The link 20 provides a means for coupling the piston 104 to the tube
locking members 22, as the proximate end of the link 20 defines a second
opening 124 for receiving one of the tube locking members 22. It will be
appreciated that the other tube locking members 22 are each received in
separate openings 124.
As shown in FIG. 8, the tube locking members 22 couple the flexi-rail 12 to
the tube sheet during inspection and repair of the S/G. Each tube locking
member 22 includes a shaft 108 received in a cylindrical tube 110 and a
spring 112. The shaft 108 has a tapered surface having a recessed portion
such that the upper end 118 is wider than the main body 118' of the shaft
108. The cylindrical tube 110 includes openings 116, 116' formed in
opposite surfaces. Each opening 116, 116' receives a ball 114. Each ball
114 rests in the openings 116, 116', abutting the recessed portion of the
shaft 108. The spring 112 is positioned below the cylindrical tube 110 and
coupled thereto via a case 112'. The case 112' is an elongated rigid
member that is not easily deformed upon compression of the spring 112.

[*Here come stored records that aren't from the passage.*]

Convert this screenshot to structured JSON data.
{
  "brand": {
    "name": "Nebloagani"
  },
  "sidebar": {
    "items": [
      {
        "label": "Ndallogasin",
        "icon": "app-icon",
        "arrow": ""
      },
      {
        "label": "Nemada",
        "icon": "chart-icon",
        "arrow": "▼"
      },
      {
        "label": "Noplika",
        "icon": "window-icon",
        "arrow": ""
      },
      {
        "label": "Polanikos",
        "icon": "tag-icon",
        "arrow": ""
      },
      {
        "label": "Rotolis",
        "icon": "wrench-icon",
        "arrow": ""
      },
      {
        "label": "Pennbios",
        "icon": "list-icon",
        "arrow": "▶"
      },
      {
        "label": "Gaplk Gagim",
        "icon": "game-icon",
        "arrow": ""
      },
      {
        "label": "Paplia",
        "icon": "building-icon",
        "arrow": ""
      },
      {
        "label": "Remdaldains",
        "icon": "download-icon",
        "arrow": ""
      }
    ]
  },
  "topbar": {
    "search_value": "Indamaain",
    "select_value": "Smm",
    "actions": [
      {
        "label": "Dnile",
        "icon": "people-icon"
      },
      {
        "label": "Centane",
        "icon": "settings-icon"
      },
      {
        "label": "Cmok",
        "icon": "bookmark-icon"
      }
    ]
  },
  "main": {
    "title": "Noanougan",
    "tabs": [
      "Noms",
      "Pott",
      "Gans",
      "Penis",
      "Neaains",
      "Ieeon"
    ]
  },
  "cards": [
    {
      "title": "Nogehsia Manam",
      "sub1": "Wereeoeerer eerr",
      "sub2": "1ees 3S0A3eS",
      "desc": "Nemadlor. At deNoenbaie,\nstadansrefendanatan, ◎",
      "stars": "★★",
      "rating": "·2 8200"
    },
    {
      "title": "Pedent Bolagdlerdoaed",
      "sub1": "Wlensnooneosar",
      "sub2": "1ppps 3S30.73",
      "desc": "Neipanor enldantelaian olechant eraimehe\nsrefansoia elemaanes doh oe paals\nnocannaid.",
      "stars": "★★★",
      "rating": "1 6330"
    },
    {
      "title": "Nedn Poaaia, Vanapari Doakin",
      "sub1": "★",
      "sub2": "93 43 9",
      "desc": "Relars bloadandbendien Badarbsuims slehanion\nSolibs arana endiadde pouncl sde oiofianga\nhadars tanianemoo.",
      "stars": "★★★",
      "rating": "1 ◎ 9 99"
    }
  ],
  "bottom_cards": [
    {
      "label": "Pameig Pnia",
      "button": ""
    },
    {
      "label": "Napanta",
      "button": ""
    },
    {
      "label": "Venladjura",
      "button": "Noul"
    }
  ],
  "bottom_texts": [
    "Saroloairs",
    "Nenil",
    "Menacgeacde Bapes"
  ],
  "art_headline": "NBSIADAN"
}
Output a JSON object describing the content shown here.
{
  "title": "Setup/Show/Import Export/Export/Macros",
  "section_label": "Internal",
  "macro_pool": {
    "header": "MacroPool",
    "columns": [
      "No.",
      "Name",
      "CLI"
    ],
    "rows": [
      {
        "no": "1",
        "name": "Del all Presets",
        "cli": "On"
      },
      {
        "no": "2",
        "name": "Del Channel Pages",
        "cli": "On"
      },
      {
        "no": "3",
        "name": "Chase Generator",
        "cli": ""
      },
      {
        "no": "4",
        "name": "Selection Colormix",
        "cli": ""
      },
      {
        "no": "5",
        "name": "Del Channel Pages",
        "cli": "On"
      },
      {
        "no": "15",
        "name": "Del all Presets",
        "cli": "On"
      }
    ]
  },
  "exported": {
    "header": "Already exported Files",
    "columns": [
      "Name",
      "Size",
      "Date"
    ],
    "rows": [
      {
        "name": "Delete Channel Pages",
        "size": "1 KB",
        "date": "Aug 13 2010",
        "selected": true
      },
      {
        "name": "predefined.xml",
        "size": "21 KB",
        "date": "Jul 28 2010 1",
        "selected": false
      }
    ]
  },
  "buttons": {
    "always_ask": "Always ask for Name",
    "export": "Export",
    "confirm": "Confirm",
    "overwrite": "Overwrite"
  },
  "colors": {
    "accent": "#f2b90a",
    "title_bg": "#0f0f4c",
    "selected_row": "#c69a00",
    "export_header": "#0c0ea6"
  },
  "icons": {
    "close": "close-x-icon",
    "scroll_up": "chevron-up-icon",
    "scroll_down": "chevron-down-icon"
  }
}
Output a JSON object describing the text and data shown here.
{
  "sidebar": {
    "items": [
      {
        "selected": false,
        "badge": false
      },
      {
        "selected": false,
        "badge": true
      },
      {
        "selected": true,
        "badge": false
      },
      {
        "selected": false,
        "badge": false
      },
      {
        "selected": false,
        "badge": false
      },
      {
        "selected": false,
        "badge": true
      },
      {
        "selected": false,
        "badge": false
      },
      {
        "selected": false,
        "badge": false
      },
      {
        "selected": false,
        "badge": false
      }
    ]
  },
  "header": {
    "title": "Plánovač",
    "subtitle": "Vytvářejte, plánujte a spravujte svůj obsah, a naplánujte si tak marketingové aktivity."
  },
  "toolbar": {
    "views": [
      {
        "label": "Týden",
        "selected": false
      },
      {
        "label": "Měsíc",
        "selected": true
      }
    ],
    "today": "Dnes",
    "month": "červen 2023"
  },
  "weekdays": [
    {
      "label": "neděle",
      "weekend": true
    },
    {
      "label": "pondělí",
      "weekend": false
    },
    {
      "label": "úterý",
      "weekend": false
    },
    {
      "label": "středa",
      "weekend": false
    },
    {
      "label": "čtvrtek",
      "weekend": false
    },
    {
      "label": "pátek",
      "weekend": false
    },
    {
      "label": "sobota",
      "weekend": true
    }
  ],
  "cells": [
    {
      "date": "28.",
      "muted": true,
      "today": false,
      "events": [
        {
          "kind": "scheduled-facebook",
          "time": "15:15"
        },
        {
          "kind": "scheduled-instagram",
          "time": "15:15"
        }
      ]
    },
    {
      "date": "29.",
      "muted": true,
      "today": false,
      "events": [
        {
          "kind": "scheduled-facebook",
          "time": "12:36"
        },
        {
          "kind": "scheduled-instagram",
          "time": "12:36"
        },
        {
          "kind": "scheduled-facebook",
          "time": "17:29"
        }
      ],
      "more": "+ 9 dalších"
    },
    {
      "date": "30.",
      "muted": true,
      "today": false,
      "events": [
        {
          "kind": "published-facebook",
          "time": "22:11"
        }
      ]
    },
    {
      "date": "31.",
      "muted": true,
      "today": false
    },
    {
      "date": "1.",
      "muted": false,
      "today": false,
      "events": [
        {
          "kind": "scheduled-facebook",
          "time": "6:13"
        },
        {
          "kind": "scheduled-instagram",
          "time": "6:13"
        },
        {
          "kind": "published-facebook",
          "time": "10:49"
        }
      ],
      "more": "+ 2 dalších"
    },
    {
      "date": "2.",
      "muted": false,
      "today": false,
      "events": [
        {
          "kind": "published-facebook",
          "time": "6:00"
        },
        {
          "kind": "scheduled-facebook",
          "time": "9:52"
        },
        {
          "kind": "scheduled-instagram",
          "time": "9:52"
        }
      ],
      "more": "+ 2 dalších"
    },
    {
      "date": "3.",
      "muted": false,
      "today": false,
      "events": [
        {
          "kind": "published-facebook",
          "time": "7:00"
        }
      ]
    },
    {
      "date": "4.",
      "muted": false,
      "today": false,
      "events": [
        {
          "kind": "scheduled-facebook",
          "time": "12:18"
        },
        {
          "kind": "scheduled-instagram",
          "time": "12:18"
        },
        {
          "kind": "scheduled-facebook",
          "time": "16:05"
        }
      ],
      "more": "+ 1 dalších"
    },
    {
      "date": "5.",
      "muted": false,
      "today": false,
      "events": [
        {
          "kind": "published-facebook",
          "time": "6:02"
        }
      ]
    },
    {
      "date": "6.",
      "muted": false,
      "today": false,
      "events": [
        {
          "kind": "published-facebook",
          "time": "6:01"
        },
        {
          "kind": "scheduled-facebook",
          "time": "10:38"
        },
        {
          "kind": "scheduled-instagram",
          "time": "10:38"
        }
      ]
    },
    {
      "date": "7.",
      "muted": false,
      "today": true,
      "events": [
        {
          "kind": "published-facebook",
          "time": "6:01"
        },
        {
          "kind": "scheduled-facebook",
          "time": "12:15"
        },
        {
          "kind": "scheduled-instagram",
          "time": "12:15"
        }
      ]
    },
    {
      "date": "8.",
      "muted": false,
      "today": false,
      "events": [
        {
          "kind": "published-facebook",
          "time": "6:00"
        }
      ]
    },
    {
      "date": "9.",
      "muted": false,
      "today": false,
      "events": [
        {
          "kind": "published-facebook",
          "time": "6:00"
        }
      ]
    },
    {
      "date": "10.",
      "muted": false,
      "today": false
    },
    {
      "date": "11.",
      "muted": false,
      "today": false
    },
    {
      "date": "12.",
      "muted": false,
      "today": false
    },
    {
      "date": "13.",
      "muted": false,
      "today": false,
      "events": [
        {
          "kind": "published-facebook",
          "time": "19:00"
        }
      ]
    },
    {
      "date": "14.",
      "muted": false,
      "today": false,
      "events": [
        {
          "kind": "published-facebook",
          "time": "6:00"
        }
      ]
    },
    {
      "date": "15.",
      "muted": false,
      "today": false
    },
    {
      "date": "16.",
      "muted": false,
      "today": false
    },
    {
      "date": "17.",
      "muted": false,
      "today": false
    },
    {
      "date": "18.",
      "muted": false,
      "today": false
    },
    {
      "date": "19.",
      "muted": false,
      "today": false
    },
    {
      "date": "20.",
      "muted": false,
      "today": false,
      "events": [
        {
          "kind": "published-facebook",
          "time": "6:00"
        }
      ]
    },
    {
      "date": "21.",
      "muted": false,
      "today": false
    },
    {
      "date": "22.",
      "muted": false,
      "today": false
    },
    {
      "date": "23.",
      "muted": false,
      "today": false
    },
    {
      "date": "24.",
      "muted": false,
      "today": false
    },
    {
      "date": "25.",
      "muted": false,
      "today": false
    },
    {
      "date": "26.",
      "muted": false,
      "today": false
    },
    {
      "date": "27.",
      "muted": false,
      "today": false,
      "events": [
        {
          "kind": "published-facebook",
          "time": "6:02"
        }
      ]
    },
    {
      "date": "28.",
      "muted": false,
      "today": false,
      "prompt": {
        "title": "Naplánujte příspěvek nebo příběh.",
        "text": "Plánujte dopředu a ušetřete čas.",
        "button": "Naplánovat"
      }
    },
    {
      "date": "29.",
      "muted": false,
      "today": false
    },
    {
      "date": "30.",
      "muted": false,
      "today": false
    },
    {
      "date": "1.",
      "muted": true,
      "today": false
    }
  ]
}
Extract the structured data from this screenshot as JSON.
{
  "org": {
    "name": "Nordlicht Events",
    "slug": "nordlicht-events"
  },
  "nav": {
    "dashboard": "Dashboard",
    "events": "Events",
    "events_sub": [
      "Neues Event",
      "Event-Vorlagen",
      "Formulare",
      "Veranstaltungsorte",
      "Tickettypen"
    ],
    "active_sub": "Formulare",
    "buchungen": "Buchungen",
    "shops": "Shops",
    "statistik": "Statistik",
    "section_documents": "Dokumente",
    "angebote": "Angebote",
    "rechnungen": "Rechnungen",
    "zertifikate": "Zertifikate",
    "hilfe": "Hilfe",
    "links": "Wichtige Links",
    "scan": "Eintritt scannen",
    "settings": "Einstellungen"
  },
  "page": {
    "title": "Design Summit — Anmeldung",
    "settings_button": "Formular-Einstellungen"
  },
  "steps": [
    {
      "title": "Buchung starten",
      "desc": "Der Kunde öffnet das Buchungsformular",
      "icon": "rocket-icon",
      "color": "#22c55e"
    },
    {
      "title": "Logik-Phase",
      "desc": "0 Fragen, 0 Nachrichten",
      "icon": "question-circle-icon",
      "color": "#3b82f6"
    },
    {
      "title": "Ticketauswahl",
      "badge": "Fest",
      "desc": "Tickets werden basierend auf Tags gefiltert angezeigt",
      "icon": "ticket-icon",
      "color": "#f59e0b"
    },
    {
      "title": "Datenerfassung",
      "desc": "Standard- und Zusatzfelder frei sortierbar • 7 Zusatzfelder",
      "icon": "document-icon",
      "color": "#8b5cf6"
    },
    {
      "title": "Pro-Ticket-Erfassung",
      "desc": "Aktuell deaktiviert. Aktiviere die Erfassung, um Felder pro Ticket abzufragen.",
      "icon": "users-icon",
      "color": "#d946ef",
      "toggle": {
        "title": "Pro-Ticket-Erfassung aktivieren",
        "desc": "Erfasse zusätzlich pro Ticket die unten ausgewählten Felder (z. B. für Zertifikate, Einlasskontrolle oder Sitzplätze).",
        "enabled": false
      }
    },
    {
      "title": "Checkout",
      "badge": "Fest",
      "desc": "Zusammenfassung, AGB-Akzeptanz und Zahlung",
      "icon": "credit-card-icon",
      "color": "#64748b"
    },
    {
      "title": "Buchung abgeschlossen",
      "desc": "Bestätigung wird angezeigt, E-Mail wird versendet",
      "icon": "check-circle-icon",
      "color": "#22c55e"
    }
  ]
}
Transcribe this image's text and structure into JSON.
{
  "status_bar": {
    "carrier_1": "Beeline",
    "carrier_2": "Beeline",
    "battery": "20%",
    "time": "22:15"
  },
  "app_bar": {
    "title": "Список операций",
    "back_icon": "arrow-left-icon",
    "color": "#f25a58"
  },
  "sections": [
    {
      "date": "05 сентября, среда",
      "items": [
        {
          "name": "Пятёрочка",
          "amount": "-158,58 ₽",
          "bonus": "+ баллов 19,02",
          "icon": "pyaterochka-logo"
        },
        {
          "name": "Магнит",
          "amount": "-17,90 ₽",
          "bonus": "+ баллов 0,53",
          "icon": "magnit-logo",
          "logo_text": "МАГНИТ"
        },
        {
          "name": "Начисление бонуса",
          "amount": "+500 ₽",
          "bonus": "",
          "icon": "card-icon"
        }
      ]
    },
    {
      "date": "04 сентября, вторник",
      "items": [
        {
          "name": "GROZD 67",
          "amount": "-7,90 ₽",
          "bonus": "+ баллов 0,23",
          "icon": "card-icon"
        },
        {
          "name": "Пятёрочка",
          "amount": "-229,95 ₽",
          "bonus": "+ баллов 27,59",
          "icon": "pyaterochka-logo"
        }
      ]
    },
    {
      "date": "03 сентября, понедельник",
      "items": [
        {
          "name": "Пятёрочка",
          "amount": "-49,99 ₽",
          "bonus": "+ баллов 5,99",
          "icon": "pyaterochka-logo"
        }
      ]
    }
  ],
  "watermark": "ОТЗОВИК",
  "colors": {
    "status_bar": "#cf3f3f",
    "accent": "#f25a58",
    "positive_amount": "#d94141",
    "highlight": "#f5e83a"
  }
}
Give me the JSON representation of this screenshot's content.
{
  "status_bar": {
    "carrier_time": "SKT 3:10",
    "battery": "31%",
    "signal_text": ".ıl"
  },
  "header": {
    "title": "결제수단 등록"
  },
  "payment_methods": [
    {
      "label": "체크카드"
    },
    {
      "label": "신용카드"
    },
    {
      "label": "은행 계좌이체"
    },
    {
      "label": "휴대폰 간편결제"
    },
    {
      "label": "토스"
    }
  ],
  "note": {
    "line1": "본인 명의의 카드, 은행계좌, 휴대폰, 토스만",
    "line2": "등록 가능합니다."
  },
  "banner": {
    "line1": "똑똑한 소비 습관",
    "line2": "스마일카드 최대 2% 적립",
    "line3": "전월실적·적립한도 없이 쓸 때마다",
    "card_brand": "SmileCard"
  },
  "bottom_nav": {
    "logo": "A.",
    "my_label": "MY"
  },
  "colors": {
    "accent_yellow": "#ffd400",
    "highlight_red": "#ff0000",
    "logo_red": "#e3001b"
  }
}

Together, the shaft 108, cylindrical tube 110 and the spring 112 create a
detent locking system 24 that couples the tube locking members 22 to the
tube sheet. To secure the tube locking members 22 to the tube sheet, a
pressurized fluid is directed into the cylinder 100 via tubing 62, causing
extension of the piston 104. As the piston 104 extends, the shaft 108 is
raised, causing the balls 114 to rest against the narrow portion 118' of
the shaft 108. When the hydraulic pressure is released, the opposing force
of the spring 102 causes the piston 104 to retract, thus causing the shaft
108 to retract. Upon retraction of the shaft 108, the wide portion 118 of
the shaft 108 forces the balls 114 into the openings 116, 116' formed in
the tube 110. The balls 114 are wedged against the shaft 108 and the tube
sheet rod 120, thus frictionally coupling the shaft 108 and the tube sheet
rod 120 together. To ensure a continued downward force on the shaft 108
and the balls 114, the spring 112 grabs the end of the shaft 108 as the
shaft 108 is retracted. The spring 112 induces a downward force on the
tube 110, ensuring continued contact between the wide portion 118 of the
shaft 108 and the balls 114.
Turning now to a discussion of the bottom surface 38, the bottom surface 38
defines a rectangularly shaped groove 66 extending horizontally along the
length of the bottom surface 38, as illustrated in FIGS. 2 and 3. The
bottom surface 38 also defines a plurality of circular openings 48.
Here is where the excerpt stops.